Presidential nominations will be in full swing in Nevada starting Tuesday where a lot of expected and unexpected activities are to take place. However the questions doing the rounds are about Trump hitting the hattric without repeating history of Iowa for get-out-the vote operations.

Mormons and their merging history are on spotlight too. Ofcourse, the caucus process and its unified approach are being questioned.

The most interesting news doing the rounds however is about Marco Rubio winning this time around.
Nevada's Republican Tuesday Raises Questions
LA Times’ News :

The race for the Republican presidential nomination enters Nevada on Tuesday, where front-runner Donald Trump looks to rack up a third straight win after sailing to victory in South Carolina’s primary over the weekend.

Sens.
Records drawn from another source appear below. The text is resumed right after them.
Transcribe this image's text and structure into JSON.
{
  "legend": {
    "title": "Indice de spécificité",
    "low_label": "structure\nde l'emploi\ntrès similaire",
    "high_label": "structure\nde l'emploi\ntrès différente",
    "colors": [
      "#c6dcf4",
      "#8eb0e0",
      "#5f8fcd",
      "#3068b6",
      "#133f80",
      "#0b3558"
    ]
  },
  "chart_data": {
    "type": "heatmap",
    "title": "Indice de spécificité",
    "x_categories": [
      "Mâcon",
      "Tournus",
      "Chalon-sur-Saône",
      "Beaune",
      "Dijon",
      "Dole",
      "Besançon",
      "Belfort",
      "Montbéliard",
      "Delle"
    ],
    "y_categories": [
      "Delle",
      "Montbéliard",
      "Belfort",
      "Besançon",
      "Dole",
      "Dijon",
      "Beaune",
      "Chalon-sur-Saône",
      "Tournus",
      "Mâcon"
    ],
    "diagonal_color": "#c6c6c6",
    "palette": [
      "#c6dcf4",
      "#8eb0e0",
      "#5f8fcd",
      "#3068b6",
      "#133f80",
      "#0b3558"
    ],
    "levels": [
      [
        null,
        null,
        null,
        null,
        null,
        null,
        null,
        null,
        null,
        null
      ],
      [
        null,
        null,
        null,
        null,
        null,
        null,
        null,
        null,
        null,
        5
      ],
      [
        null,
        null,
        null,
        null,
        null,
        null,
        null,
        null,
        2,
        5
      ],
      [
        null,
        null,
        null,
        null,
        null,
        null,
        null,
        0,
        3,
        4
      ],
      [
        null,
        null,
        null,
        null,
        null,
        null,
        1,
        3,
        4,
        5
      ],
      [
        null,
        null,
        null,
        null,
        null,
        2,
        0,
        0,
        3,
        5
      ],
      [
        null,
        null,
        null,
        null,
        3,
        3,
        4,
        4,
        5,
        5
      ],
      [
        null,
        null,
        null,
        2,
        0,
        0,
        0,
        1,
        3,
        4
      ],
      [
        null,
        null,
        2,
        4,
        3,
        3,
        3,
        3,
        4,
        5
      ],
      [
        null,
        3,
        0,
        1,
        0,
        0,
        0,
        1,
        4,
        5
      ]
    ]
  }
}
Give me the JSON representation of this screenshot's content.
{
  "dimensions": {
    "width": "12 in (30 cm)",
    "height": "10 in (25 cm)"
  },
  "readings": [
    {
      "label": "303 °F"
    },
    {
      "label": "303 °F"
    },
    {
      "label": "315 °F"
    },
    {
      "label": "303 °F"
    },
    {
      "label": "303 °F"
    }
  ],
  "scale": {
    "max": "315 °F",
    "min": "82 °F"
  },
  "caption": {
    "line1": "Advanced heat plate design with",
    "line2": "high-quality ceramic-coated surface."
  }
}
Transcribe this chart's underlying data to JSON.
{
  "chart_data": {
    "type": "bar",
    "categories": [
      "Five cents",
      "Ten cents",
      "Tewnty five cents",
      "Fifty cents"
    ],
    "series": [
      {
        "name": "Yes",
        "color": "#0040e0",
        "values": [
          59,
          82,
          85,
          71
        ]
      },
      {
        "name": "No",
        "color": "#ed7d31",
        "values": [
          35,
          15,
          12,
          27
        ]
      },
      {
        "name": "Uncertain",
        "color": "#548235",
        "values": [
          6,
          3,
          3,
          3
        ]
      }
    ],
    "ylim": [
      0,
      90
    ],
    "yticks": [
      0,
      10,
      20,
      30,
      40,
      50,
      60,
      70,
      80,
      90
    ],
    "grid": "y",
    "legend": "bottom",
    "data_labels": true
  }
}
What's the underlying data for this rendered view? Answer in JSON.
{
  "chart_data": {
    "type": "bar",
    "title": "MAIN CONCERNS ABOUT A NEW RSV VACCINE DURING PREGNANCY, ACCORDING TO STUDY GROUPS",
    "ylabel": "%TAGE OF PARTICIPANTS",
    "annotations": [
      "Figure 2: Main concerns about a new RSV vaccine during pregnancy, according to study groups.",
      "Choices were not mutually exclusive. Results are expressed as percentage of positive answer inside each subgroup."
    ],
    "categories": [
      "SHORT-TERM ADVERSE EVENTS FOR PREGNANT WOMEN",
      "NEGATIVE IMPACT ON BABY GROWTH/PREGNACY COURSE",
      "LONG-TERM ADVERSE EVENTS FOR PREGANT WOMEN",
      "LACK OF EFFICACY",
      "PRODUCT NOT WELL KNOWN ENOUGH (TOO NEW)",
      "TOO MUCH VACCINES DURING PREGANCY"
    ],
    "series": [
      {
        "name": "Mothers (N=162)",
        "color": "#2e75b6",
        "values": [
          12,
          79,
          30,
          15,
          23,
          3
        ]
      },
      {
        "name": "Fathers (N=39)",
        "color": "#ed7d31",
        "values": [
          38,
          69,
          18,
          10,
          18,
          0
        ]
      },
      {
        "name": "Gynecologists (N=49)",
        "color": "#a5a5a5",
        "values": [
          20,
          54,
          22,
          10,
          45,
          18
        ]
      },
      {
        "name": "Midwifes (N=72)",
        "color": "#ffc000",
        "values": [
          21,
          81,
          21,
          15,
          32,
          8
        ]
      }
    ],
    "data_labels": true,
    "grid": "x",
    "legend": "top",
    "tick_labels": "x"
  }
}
Ted Cruz of Texas and Marco Rubio of Florida, who’s still seeking his first win in a nominating contest, are aiming to produce a strong showing in the Republican caucuses here to blunt Trump’s trajectory toward the nomination.

Can Marco Rubio find a win?

The freshman senator has been labeled a potentially transformational figure; he is charismatic, projects optimism and, as a 44-year-old Cuban American, offers the party a younger voice that reflects the increasingly diverse electorate. But for all Rubio’s promise, he has yet to win. He finished third in Iowa, a distant fifth in New Hampshire and second in South Carolina.

Will Donald Trump’s failure to match his rivals’ strong get-out-the-vote operations damage him in Nevada the way it did in Iowa?

Trump has the support of blue-collar white voters who didn’t go to college and are extremely discontent with politicians and Washington. His popularity can be seen in the massive attendance at his rallies; Trump campaign events in recent months along the Strip have attracted thousands. But whether that will turn into votes remains to be seen.

Organizing is crucial to success in caucuses; the voting is more complicated than in a primary and demands a firmer commitment. Participants must show up at a scheduled time instead of dropping by a polling station when it fits their schedule.